The Checkup: The Roots of Runner’s High

An anthropologist studying the "runner's high" phenomenon thinks we might not be the only mammals who experience it.

• My Aha! moment of the day comes courtesy of NPR’s Morning Edition, which recently ran a segment about runner’s high, that euphoric feeling lots of runners get after long, arduous workouts. NPR talked to Arizona anthropologist David Raichlen, who ran a study on animals to see if they experience runner’s high the way we do.

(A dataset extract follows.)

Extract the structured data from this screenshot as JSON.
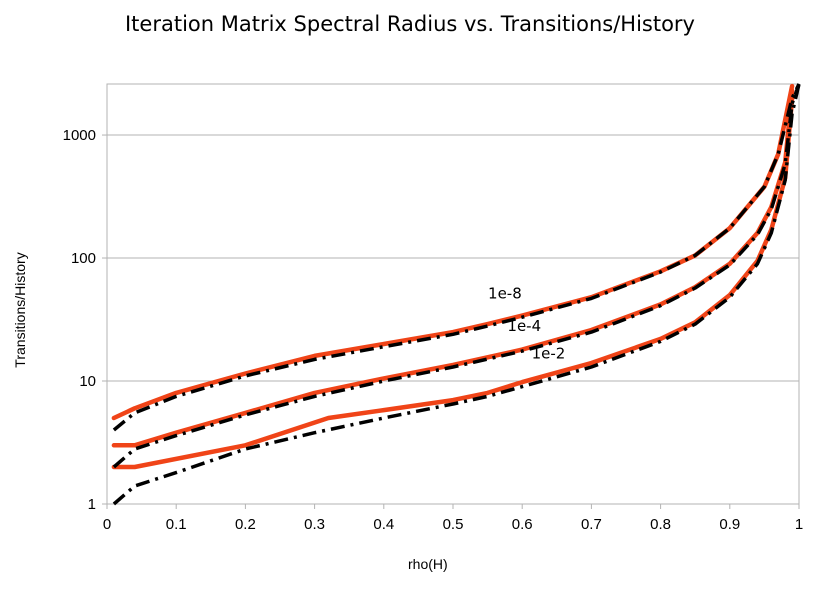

See, the phenomenon actually has chemical roots in the human body; science has shown that when humans exercise, their bodies make cannabinoids, the same type of chemicals in marijuana. So Raichlen thought that if distance-running animals create the same chemical, it might point to evolutionary roots for runner’s high—that creatures through the ages have been motivated to run because of this drug-like payoff, making them healthier, more fit to survive, able to thrive and reproduce. In other words—his own, in fact—he work aims to answer the question: Are we “wired” to run? Check out the NPR report for more about this fascinating research.

• Here’s something depressing to think about: If we stay the current course, 42 percent of Americans could be obese by 2030, according to a new Duke University study. In case you’re keeping score, that’s up from about one-third of Americans today.

• I can’t decide if these photos of a so-called “real-life Barbie” are photoshopped or not. She’s just so … plastic.